The cast had great chemistry and played off of each other well. Their comedic timing was impeccable and kept the audience engaged and laughing throughout the show. The jokes and overall light tone of the show make it a much more entertaining telling of a story many people know, and makes it much more accessible to audience members who may be more closed off to the heavily religious tale. This is one of the things the shows director, Richard Bristow, Visiting Assistant Professor of Theatre, likes most about the show.
“I fell in love with this show 30 years ago…I just love it because (Cotton Patch) makes it so relatable and accessible,” Bristow said.
In addition to the cast playing well off of one another, it’s a very unique cast for this kind of show. Because it’s the story of Jesus, playgoers would expect a very male heavy cast, whereas this production is very female heavy. It makes for an interesting dynamic. None of the character’s pronouns have been changed, but many of the male roles have filled by women. Berry’s student demographics played a large part in the casting.
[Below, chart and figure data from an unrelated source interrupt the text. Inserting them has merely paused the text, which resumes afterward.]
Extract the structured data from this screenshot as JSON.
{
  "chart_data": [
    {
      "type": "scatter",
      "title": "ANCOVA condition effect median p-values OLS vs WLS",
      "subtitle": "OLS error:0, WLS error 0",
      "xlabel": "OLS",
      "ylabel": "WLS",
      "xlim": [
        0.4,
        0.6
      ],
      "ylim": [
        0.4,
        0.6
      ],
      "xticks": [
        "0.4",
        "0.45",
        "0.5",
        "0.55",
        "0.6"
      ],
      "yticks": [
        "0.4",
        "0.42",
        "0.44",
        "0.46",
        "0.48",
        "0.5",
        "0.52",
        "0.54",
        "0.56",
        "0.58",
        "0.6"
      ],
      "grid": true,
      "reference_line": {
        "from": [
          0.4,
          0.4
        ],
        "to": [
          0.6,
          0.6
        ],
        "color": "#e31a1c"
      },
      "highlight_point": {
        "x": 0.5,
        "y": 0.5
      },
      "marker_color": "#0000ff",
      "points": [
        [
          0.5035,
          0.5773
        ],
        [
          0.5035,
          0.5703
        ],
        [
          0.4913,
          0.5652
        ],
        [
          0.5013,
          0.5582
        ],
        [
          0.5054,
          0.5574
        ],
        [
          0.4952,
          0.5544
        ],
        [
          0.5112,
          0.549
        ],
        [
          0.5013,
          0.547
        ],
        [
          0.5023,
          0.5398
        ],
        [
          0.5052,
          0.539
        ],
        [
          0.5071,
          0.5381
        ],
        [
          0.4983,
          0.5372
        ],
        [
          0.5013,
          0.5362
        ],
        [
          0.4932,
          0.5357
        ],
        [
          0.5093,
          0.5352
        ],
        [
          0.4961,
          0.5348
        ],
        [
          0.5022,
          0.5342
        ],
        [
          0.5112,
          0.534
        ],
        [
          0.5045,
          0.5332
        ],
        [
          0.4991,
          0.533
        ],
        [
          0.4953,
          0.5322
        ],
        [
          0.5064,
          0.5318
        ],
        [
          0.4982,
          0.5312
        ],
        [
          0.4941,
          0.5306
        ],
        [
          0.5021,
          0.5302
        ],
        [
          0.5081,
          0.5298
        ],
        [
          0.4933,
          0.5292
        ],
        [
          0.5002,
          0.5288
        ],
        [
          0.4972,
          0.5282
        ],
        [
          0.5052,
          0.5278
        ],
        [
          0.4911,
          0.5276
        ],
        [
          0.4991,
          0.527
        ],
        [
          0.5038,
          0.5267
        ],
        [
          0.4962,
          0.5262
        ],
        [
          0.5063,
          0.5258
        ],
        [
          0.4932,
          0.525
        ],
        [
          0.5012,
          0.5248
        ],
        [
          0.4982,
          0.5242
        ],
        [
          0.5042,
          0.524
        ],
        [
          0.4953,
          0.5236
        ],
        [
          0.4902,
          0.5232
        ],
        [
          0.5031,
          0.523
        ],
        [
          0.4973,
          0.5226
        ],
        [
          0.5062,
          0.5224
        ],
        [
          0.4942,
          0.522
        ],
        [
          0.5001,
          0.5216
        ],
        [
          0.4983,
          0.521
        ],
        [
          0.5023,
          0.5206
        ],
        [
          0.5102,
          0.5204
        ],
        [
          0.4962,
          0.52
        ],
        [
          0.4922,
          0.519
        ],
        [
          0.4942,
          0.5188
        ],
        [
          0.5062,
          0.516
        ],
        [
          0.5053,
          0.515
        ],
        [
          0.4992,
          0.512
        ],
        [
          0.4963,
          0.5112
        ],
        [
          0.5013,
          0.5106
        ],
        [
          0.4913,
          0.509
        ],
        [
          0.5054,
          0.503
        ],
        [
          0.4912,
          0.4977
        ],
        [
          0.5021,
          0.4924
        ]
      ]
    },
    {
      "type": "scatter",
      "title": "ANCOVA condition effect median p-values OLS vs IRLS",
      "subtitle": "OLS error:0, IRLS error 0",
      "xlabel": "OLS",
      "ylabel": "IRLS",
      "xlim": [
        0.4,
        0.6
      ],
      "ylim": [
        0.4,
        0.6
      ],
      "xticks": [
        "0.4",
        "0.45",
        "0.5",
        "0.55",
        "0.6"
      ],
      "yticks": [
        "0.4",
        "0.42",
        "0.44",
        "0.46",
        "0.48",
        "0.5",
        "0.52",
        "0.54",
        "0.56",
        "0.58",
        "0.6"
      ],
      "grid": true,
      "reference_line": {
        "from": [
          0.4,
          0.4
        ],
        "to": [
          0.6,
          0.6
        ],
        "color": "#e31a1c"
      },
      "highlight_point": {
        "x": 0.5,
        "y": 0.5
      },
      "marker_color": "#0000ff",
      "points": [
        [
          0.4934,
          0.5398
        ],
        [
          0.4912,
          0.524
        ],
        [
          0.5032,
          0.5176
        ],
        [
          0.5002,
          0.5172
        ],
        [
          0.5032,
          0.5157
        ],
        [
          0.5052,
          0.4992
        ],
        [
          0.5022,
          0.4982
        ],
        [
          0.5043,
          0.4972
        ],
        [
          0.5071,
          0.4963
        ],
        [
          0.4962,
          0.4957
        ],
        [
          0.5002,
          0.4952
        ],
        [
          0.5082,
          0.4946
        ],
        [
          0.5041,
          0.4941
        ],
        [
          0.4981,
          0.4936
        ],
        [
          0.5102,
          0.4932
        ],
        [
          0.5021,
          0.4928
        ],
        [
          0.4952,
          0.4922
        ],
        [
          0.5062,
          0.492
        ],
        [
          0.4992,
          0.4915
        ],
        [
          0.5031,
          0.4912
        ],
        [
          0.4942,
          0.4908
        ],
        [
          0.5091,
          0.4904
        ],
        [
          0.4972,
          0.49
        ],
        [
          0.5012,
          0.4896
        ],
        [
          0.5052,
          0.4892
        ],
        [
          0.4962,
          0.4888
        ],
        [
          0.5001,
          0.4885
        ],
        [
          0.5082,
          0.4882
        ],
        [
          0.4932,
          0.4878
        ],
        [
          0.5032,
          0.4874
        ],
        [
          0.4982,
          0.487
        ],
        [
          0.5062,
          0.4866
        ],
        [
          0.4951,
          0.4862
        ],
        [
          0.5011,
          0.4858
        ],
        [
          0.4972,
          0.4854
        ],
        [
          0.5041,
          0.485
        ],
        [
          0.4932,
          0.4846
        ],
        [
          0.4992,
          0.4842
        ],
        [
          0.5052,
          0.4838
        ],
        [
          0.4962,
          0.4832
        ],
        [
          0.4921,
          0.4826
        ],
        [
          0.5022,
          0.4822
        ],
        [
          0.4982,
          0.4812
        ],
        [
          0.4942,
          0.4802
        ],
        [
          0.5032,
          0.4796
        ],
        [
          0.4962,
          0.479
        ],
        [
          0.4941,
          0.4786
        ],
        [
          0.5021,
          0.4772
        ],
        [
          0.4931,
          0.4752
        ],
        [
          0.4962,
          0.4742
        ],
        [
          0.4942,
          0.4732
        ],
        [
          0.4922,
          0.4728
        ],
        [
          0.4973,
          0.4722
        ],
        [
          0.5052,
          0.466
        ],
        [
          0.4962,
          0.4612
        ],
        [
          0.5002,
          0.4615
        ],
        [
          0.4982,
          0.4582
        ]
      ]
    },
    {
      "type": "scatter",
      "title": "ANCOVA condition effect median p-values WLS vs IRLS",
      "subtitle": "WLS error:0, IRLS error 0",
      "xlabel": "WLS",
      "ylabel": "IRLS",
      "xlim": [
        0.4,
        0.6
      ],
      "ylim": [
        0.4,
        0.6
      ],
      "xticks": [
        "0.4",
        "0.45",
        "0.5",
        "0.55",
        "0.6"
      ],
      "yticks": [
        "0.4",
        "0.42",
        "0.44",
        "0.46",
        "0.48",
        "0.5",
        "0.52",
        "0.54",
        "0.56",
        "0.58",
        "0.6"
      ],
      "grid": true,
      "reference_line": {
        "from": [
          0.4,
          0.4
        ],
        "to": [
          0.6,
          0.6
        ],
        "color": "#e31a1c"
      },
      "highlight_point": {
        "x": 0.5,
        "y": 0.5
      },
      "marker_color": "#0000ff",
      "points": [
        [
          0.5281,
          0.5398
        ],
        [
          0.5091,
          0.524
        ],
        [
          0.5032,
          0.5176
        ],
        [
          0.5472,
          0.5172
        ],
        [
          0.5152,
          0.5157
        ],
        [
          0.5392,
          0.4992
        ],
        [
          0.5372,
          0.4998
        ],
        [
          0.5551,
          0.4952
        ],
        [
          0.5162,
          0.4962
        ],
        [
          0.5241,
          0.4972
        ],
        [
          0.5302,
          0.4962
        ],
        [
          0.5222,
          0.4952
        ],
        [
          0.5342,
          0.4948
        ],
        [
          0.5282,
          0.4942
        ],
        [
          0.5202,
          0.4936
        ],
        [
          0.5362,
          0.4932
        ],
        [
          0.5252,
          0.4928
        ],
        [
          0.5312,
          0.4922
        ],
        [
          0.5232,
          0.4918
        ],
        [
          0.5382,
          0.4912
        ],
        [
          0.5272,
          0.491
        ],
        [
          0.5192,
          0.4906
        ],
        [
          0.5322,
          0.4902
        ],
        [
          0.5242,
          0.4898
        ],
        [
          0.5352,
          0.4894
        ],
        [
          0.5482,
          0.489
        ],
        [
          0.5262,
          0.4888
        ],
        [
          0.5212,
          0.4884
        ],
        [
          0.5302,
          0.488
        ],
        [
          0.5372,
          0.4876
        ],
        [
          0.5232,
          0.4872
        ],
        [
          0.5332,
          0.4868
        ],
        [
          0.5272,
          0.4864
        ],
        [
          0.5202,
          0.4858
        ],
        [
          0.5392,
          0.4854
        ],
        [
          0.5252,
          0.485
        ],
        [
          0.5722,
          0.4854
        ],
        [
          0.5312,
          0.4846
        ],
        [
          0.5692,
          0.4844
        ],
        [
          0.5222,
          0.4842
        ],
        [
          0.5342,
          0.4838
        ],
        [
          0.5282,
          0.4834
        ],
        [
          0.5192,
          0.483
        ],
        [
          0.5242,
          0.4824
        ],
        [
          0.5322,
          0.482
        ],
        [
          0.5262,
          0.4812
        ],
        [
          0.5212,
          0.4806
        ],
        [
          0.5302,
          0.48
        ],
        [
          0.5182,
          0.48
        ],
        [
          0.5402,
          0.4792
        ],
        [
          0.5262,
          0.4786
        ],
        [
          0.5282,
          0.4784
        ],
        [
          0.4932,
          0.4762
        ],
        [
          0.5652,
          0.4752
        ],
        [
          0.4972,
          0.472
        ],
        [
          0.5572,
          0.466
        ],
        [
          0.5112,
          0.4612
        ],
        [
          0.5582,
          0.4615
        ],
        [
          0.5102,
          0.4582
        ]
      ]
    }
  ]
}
“We have a love of females in the cast,” junior cast member Sophia Veser said. “That’s mainly because we’re really female heavy at this school.”
Overall, the show succeeded in making an old story more relatable and it was moving in ways I hadn’t anticipated.
The show opens Thursday at 7:30 p.m. Nightly performances will be held on Thursday, Friday and Saturday at 7:30 pm with Sunday matinees at 2pm from Feb. 19 to March 1.